Well, that’s not even the worst example in the world. This probably is: the Aral Sea. Now, a lot you will remember this from your geography classes. This is in the former Soviet Union in between Kazakhstan and Uzbekistan, one of the great inland seas of the world. But there’s kind of a paradox here, because it looks like it’s surrounded by desert. Why is this sea here? The reason it’s here is because, on the right-hand side, you see two little rivers kind of coming down through the sand, feeding this basin with water. Those rivers are draining snowmelt from mountains far to the east, where snow melts, it travels down the river through the desert, and forms the great Aral Sea.
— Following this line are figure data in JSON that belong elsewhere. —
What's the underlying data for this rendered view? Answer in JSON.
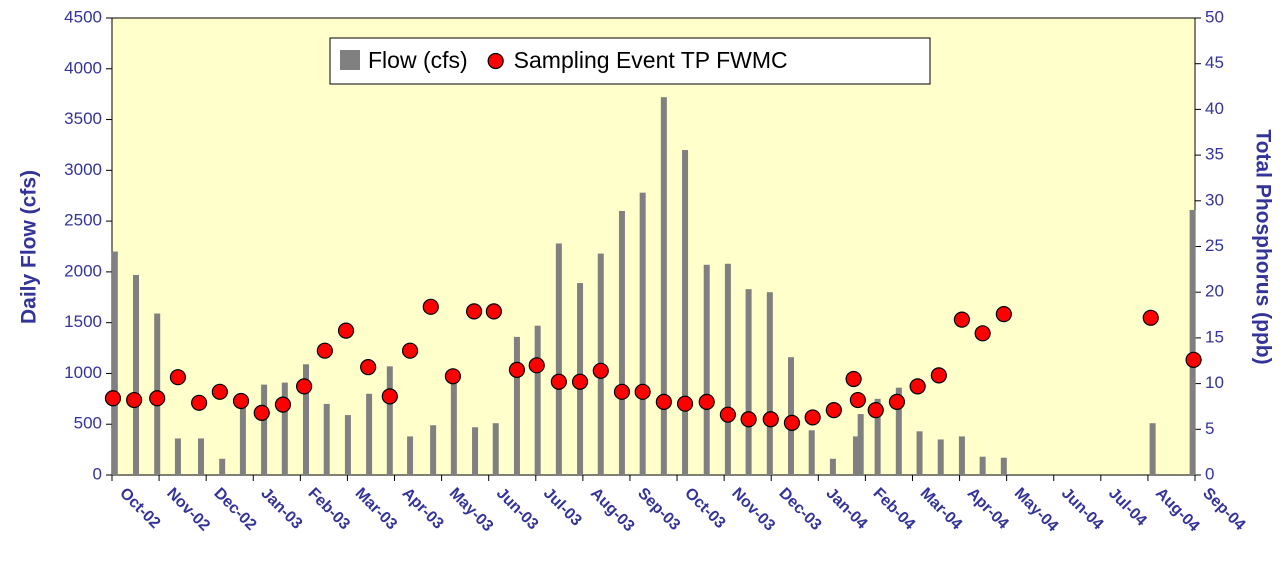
{
  "chart_data": {
    "type": "combo",
    "y_label": "Daily Flow (cfs)",
    "y2_label": "Total Phosphorus (ppb)",
    "xlim": [
      0,
      23
    ],
    "xticks": [
      {
        "value": 0,
        "label": "Oct-02"
      },
      {
        "value": 1,
        "label": "Nov-02"
      },
      {
        "value": 2,
        "label": "Dec-02"
      },
      {
        "value": 3,
        "label": "Jan-03"
      },
      {
        "value": 4,
        "label": "Feb-03"
      },
      {
        "value": 5,
        "label": "Mar-03"
      },
      {
        "value": 6,
        "label": "Apr-03"
      },
      {
        "value": 7,
        "label": "May-03"
      },
      {
        "value": 8,
        "label": "Jun-03"
      },
      {
        "value": 9,
        "label": "Jul-03"
      },
      {
        "value": 10,
        "label": "Aug-03"
      },
      {
        "value": 11,
        "label": "Sep-03"
      },
      {
        "value": 12,
        "label": "Oct-03"
      },
      {
        "value": 13,
        "label": "Nov-03"
      },
      {
        "value": 14,
        "label": "Dec-03"
      },
      {
        "value": 15,
        "label": "Jan-04"
      },
      {
        "value": 16,
        "label": "Feb-04"
      },
      {
        "value": 17,
        "label": "Mar-04"
      },
      {
        "value": 18,
        "label": "Apr-04"
      },
      {
        "value": 19,
        "label": "May-04"
      },
      {
        "value": 20,
        "label": "Jun-04"
      },
      {
        "value": 21,
        "label": "Jul-04"
      },
      {
        "value": 22,
        "label": "Aug-04"
      },
      {
        "value": 23,
        "label": "Sep-04"
      }
    ],
    "ylim": [
      0,
      4500
    ],
    "yticks": [
      0,
      500,
      1000,
      1500,
      2000,
      2500,
      3000,
      3500,
      4000,
      4500
    ],
    "y2lim": [
      0,
      50
    ],
    "y2ticks": [
      0,
      5,
      10,
      15,
      20,
      25,
      30,
      35,
      40,
      45,
      50
    ],
    "background": "#ffffcc",
    "legend": "top",
    "series": [
      {
        "name": "Flow (cfs)",
        "type": "bar",
        "color": "#808080",
        "x": [
          0.06,
          0.51,
          0.96,
          1.4,
          1.89,
          2.34,
          2.78,
          3.23,
          3.67,
          4.12,
          4.56,
          5.01,
          5.46,
          5.9,
          6.33,
          6.82,
          7.26,
          7.71,
          8.15,
          8.6,
          9.04,
          9.49,
          9.94,
          10.38,
          10.83,
          11.27,
          11.72,
          12.17,
          12.63,
          13.08,
          13.52,
          13.97,
          14.42,
          14.86,
          15.31,
          15.8,
          15.9,
          16.26,
          16.71,
          17.15,
          17.6,
          18.05,
          18.49,
          18.94,
          22.1,
          22.95
        ],
        "values": [
          2200,
          1970,
          1590,
          360,
          360,
          160,
          700,
          890,
          910,
          1090,
          700,
          590,
          800,
          1070,
          380,
          490,
          1000,
          470,
          510,
          1360,
          1470,
          2280,
          1890,
          2180,
          2600,
          2780,
          3720,
          3200,
          2070,
          2080,
          1830,
          1800,
          1160,
          440,
          160,
          380,
          600,
          750,
          860,
          430,
          350,
          380,
          180,
          170,
          510,
          2610
        ]
      },
      {
        "name": "Sampling Event TP FWMC",
        "type": "scatter",
        "axis": "y2",
        "color": "#ff0000",
        "x": [
          0.02,
          0.47,
          0.96,
          1.4,
          1.85,
          2.29,
          2.74,
          3.18,
          3.63,
          4.08,
          4.52,
          4.97,
          5.44,
          5.9,
          6.33,
          6.77,
          7.24,
          7.69,
          8.11,
          8.6,
          9.02,
          9.49,
          9.94,
          10.38,
          10.83,
          11.27,
          11.72,
          12.17,
          12.63,
          13.08,
          13.52,
          13.99,
          14.44,
          14.88,
          15.33,
          15.75,
          15.84,
          16.22,
          16.67,
          17.11,
          17.56,
          18.05,
          18.49,
          18.94,
          22.06,
          22.97
        ],
        "values": [
          8.4,
          8.2,
          8.4,
          10.7,
          7.9,
          9.1,
          8.1,
          6.8,
          7.7,
          9.7,
          13.6,
          15.8,
          11.8,
          8.6,
          13.6,
          18.4,
          10.8,
          17.9,
          17.9,
          11.5,
          12.0,
          10.2,
          10.2,
          11.4,
          9.1,
          9.1,
          8.0,
          7.8,
          8.0,
          6.6,
          6.1,
          6.1,
          5.7,
          6.3,
          7.1,
          10.5,
          8.2,
          7.1,
          8.0,
          9.7,
          10.9,
          17.0,
          15.5,
          17.6,
          17.2,
          12.6
        ]
      }
    ]
  }
}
Well, in the 1950s, the Soviets decided to divert that water to irrigate the desert to grow cotton, believe it or not, in Kazakhstan, to sell cotton to the international markets to bring foreign currency into the Soviet Union. They really needed the money. Well, you can imagine what happens. You turn off the water supply to the Aral Sea, what’s going to happen? Here it is in 1973, 1986, 1999, 2004, and about 11 months ago. It’s pretty extraordinary. Now a lot of us in the audience here live in the Midwest. Imagine that was Lake Superior. Imagine that was Lake Huron. It’s an extraordinary change.
This is not only a change in water and where the shoreline is, this is a change in the fundamentals of the environment of this region. Let’s start with this. The Soviet Union didn’t really have a Sierra Club. Let’s put it that way. So what you find in the bottom of the Aral Sea ain’t pretty. There’s a lot of toxic waste, a lot of things that were dumped there that are now becoming airborne. One of those small islands that was remote and impossible to get to was a site of Soviet biological weapons testing. You can walk there today. Weather patterns have changed. Nineteen of the unique 20 fish species found only in the Aral Sea are now wiped off the face of the Earth. This is an environmental disaster writ large.